I am trying to use the Spanish Wordnet from the Open Multilingual Wordnet in NLTK 3.0, but it seems that it was not downloaded with the 'omw' package. For example, with a code like the following:
from nltk.corpus import wordnet as wn
print [el.lemma_names('spa') for el in wn.synsets('bank')]
I get the following error message:
IOError: No such file or directory: u'***/nltk_data/corpora/omw/spa/wn-data-spa.tab'
According to the documentation, Spanish should be included, in the 'omw' package, but it was not downloaded with it.

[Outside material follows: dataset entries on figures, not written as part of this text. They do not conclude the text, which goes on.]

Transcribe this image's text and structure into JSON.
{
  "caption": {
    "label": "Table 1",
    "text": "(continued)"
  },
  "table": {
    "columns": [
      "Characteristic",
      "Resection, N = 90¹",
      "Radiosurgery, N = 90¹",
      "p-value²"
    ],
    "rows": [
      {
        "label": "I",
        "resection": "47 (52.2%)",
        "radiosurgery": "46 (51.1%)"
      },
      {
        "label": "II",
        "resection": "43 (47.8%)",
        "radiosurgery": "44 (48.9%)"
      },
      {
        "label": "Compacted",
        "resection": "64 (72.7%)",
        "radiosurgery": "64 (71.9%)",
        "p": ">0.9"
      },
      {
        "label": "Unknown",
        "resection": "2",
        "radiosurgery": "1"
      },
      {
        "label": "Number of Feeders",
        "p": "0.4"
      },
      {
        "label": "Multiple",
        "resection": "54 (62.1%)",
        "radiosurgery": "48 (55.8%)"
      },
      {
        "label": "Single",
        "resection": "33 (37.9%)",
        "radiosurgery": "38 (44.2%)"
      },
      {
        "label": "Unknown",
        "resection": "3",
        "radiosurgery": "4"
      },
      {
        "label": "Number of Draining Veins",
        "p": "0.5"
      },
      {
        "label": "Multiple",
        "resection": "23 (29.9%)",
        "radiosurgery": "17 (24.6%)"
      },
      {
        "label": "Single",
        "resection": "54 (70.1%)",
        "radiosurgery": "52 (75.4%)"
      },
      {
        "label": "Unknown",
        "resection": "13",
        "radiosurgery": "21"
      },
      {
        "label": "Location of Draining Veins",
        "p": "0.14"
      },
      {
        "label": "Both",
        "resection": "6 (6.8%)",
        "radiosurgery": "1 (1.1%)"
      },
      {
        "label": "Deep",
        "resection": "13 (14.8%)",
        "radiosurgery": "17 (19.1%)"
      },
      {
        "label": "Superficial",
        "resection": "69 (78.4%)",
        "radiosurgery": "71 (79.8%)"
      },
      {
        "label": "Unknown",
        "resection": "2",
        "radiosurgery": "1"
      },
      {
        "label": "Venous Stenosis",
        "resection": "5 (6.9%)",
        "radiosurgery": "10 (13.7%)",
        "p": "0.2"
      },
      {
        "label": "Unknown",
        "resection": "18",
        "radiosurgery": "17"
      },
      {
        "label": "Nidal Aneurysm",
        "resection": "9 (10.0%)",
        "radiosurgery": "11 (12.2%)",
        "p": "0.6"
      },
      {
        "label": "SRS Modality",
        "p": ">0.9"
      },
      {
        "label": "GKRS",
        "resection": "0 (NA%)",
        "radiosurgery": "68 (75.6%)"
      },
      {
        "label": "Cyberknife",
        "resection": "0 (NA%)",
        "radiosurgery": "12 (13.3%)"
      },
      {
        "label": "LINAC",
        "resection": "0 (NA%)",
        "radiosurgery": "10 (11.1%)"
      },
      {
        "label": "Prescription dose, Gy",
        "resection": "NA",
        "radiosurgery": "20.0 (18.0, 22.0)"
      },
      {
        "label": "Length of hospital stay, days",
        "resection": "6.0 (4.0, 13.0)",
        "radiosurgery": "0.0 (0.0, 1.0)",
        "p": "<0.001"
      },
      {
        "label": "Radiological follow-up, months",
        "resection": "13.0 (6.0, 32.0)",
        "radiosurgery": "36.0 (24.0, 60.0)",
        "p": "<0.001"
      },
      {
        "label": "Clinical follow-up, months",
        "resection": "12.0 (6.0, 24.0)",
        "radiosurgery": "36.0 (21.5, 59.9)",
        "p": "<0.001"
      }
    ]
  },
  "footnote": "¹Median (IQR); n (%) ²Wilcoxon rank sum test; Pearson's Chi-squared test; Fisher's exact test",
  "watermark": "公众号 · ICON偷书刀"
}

Do you know why this could happen?
Here's the full error traceback if a language is missing from the Open Multilingual WordNet in your nltk_data
>>> from nltk.corpus import wordnet as wn
>>> wn.synsets('bank')[0].lemma_names('spa')
Traceback (most recent call last):
File "<stdin>", line 1, in <module>
File "/usr/local/lib/python2.7/dist-packages/nltk/corpus/reader/wordnet.py", line 418, in lemma_names
File "/usr/local/lib/python2.7/dist-packages/nltk/corpus/reader/wordnet.py", line 1070, in _load_lang_data
f = self._omw_reader.open('{0:}/wn-data-{0:}.tab'.format(lang))
File "/usr/local/lib/python2.7/dist-packages/nltk/corpus/reader/api.py", line 198, in open
stream = self._root.join(file).open(encoding)
File "/usr/local/lib/python2.7/dist-packages/nltk/data.py", line 309, in join
return FileSystemPathPointer(_path)
File "/usr/local/lib/python2.7/dist-packages/nltk/compat.py", line 380, in _decorator
return init_func(*args, **kwargs)
File "/usr/local/lib/python2.7/dist-packages/nltk/data.py", line 287, in __init__
raise IOError('No such file or directory: %r' % _path)
IOError: No such file or directory: u'/home/alvas/nltk_data/corpora/omw/spa/wn-data-spa.tab'
So the first thing is to check whether it's installed automatically:
>>> import nltk
>>> nltk.download('omw')
[nltk_data] Downloading package omw to /home/alvas/nltk_data...
[nltk_data] Package omw is already up-to-date!
Then you should go and check the nltk_data and find that 'spa' folder is missing:
alvas@ubi:~/nltk_data/corpora/omw$ ls
als arb cmn dan eng fas fin fra fre heb ita jpn mcr msa nor pol por README tha
So here's the short term solution:
$ wget http://compling.hss.ntu.edu.sg/omw/wns/spa.zip
$ mkdir ~/nltk_data/corpora/omw/spa
$ unzip -p spa.zip mcr/wn-data-spa.tab > ~/nltk_data/corpora/omw/spa/wn-data-spa.tab
Alternatively, you can simply copy the file from nltk_data/corpora/omw/mcr/wn-data-spa.tab
>>> from nltk.corpus import wordnet as wn
>>> wn.synsets('bank')[0].lemma_names('spa')
[u'margen', u'orilla', u'vera']
Now the lemma_names()
should work for Spanish, if you're looking for other languages from the Open Multilingusl Wordnet, you can browse here (http://compling.hss.ntu.edu.sg/omw/) and then download and put in the respective nltk_data directory.
The long term solution would be to ask the devs from NLTK and OMW project to update their datasets for their NLTK API.